Sunday, July 12, 2009

Kindle pricing & analysts

I recently saw some news pieces about Kindle book pricing based on a statement by analysts from a think tank called Bernstein Research. From the start this sounded odd - Amazon doesn't even release sales numbers for Kindle so how could anybody come up with good financials? Of course they couldn't and ended up either inventing numbers or analyzing available data, depending on how you want to view it. The only reason I'm spending any time on this isn't because it's important - the report is misinformed and will quickly vanish - but because it shows a type of thinking I see often in business world people where they base judgments on something they don't understand.

I can't find the original but the most detailed report is called Analysts: Kindle Book Price Hikes Are Coming. Interesting headline that's strictly accurate but not really true: analysts do indeed say that there will be price hikes but the force of the headline is that price hikes will happen when this is really just a guess.

Look at the first chart ("Exhibit 34"). Where did they come up with a COGS of 8.73 on a 9.99 e-book? At about 13% that's a much lower margin than a physical trade book which ranges from 40-46%. For all I know it's completely accurate (it's an open secret that e-books are artificially priced too low) but it doesn't seem right. What does appear wrong is that when they bump the price point up to 12.50 they increase the COGS. Why? Is it to disguise the fact that basically all the analysts are saying is that if you increase a selling price while maintaining steady costs then you'll have more profit? For e-books the cost should be fairly stable since there are no physical materials - in fact for Amazon the physical costs, warehousing, print run size, etc won't matter since the COGS is what they're paying the publisher. If the publishers are creating Kindle e-books then it seems as if the COGS could be whatever they want, even the standard 40%.

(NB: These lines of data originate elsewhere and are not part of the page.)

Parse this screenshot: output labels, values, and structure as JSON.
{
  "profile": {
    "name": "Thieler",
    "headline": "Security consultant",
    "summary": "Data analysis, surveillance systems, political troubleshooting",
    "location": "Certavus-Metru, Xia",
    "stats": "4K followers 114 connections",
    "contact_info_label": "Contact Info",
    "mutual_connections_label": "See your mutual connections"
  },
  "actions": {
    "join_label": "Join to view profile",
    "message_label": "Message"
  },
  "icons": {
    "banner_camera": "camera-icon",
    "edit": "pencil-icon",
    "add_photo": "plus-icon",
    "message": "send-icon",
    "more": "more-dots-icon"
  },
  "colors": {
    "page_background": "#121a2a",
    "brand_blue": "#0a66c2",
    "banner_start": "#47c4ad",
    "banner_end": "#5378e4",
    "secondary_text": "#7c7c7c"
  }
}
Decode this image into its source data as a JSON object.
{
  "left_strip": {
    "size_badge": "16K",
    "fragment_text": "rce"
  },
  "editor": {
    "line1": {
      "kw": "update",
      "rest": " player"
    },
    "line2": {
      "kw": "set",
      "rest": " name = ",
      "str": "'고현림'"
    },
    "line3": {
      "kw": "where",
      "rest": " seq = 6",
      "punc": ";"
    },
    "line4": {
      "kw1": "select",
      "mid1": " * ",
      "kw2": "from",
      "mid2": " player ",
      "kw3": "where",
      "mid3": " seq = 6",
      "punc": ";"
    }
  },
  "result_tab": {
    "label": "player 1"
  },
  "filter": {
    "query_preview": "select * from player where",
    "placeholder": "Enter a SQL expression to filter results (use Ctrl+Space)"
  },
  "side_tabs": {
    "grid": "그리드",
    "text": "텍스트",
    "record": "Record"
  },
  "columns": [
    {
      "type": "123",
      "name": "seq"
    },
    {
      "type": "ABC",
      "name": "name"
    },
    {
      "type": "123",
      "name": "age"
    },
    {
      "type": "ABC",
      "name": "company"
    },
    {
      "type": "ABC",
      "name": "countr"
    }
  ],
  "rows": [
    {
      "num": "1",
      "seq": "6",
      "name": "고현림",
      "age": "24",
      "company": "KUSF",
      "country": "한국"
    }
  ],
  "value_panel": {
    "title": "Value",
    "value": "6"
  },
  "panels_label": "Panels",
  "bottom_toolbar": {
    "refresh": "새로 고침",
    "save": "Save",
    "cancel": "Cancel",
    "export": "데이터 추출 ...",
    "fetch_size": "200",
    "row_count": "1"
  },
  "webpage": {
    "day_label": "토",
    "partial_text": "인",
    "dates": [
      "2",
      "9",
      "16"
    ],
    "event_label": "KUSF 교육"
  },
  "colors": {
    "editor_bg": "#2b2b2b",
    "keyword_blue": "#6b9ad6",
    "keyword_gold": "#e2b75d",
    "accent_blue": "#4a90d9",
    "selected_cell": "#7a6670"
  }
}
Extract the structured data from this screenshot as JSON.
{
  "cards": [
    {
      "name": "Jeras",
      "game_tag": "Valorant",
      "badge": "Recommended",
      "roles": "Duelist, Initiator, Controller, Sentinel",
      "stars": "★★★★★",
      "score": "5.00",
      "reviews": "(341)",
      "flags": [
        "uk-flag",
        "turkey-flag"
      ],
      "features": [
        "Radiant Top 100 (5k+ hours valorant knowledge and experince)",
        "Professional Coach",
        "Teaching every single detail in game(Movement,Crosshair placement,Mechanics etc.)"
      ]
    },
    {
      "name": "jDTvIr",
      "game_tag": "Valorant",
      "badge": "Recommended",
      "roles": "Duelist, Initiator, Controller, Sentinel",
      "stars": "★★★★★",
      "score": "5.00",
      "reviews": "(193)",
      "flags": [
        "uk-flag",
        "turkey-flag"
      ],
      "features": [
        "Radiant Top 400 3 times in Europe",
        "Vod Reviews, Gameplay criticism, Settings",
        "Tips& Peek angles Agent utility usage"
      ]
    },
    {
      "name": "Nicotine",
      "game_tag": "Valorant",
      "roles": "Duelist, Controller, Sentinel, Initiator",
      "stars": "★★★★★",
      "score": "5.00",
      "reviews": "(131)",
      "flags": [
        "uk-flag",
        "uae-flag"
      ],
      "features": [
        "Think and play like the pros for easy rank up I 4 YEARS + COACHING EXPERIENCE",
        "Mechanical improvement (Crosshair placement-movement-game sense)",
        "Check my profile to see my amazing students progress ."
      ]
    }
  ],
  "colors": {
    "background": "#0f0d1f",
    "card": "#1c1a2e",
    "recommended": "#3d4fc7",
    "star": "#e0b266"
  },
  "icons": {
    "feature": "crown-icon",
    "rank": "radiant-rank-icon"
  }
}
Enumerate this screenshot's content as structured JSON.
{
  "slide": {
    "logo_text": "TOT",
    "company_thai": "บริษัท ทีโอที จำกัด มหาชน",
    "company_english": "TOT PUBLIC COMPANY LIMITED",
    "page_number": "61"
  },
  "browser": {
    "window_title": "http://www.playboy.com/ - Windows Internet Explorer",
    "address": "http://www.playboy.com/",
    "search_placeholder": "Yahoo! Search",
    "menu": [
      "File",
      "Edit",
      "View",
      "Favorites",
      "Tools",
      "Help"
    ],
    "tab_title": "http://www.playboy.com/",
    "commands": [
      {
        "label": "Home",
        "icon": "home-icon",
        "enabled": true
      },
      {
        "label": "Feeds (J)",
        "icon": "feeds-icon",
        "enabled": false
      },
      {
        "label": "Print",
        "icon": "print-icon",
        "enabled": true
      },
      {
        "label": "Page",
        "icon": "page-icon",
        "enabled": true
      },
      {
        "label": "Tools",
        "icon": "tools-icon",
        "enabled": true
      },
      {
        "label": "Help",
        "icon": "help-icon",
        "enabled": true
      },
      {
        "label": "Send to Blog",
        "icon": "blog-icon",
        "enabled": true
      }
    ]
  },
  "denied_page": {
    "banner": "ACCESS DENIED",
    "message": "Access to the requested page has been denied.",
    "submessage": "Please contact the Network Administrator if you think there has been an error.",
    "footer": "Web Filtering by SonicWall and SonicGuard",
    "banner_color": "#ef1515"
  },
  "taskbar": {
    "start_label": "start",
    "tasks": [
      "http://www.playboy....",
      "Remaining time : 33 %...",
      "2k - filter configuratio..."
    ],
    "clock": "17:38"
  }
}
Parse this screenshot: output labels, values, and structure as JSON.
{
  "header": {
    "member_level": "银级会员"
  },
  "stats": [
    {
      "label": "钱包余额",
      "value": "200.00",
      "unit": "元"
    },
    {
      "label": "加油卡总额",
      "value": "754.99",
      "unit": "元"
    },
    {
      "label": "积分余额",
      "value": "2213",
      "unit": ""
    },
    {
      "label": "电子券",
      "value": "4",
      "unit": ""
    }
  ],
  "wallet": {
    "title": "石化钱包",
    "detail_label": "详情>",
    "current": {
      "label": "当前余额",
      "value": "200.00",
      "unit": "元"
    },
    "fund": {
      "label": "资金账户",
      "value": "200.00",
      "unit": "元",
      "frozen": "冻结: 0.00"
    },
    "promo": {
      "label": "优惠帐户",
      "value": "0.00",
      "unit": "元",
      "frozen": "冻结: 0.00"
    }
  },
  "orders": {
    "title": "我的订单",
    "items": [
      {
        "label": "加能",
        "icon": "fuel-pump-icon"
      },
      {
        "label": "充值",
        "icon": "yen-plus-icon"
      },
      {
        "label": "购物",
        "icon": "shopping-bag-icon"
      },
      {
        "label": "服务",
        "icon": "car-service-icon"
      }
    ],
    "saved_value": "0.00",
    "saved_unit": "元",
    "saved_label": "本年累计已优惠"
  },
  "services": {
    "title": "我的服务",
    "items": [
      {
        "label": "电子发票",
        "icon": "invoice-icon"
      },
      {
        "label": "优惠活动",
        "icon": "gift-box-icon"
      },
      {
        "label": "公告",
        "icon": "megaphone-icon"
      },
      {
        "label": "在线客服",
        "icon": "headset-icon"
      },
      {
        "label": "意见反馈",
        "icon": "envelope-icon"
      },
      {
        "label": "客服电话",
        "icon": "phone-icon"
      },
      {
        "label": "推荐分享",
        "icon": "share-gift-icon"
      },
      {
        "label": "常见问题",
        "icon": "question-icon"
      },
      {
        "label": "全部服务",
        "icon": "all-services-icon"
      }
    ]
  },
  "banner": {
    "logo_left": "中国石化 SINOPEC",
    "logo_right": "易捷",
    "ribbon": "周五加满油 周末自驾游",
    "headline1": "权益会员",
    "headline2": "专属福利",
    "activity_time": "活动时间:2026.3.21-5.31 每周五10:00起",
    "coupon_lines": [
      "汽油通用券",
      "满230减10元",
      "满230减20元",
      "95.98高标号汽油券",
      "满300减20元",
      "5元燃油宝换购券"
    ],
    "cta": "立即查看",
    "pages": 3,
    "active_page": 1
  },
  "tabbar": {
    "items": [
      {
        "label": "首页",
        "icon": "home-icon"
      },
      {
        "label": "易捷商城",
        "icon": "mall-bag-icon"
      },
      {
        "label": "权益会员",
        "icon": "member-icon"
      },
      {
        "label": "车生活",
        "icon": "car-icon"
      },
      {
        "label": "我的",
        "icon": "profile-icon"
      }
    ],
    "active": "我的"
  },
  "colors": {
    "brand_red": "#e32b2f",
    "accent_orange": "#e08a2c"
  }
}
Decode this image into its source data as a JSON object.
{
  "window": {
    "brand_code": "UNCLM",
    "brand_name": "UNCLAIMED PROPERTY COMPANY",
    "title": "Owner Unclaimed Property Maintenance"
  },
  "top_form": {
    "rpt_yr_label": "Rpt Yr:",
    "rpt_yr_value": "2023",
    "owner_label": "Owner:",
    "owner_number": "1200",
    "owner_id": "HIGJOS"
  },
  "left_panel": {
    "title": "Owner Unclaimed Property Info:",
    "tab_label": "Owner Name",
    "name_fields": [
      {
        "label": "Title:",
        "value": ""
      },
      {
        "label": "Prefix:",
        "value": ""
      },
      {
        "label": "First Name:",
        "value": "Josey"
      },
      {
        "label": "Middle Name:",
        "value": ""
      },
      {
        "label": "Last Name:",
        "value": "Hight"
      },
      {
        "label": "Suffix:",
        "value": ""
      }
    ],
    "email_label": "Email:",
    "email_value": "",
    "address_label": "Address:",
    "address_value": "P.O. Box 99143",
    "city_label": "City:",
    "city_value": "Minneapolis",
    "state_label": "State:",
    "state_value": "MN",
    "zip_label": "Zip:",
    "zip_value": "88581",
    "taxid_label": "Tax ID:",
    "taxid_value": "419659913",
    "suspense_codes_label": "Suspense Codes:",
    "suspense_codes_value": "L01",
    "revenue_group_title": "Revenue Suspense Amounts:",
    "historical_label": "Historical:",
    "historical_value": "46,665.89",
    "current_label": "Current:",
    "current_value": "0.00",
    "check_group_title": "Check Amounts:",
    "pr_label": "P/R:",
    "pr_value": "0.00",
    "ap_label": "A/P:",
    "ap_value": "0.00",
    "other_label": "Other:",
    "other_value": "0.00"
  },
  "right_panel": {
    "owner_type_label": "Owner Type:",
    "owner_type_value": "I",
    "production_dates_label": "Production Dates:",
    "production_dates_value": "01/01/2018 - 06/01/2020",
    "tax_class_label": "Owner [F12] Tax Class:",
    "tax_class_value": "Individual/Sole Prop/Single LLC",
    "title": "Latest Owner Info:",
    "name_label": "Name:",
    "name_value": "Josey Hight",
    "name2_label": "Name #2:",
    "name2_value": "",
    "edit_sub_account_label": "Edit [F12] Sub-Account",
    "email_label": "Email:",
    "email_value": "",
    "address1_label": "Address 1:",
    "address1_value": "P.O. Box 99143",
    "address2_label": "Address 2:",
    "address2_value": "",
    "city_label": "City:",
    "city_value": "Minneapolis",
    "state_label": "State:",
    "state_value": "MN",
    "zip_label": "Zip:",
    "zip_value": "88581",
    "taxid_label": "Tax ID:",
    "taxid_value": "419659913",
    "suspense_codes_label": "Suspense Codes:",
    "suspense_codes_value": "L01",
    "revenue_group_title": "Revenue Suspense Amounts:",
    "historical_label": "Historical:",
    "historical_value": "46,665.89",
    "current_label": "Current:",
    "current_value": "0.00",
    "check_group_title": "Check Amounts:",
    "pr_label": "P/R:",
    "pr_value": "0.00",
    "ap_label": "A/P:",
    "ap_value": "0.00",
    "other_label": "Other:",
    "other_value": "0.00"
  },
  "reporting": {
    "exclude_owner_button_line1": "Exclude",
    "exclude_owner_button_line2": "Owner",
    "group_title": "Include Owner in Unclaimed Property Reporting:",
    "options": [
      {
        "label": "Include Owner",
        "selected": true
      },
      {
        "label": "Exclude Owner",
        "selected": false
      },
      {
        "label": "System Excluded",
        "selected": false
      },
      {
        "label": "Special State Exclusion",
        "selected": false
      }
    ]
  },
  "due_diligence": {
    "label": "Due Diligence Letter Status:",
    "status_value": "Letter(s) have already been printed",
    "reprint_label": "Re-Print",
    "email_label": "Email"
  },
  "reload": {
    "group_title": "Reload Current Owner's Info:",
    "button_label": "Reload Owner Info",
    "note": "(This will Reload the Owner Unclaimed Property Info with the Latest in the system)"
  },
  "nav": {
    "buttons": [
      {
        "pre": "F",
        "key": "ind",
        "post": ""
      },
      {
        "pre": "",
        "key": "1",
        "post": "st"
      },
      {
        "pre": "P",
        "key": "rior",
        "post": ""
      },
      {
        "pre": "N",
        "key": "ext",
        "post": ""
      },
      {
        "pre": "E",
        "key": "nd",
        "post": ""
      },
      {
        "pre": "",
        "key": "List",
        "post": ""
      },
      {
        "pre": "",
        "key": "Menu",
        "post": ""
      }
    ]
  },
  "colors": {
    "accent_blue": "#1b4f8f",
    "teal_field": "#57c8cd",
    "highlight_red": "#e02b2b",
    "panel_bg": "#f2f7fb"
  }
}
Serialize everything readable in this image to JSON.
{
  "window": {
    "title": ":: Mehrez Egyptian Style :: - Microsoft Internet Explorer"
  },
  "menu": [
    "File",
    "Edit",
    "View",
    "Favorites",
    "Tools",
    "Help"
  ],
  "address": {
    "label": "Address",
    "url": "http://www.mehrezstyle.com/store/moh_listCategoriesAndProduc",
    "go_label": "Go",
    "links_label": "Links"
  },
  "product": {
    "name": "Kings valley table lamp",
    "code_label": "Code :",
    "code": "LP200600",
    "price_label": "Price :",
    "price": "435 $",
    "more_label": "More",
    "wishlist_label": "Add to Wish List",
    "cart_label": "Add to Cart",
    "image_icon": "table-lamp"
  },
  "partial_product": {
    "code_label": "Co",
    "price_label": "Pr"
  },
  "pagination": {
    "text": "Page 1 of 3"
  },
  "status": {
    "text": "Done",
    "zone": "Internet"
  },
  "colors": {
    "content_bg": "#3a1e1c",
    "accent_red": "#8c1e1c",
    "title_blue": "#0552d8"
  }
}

But then this doesn't even match the other charts. Chart two shows the same breakdown for the 12.50 book that's on the first chart but chart three for 9.99 shows different numbers. Chart three now has a 50% margin instead of the original 12.6% with no obvious reason except that it makes the publisher profits smaller than the first chart. Because if you use the original numbers then this calculates out to a 52% margin for the publisher, oddly enough exactly what the analysts say you'd get with the higher price point.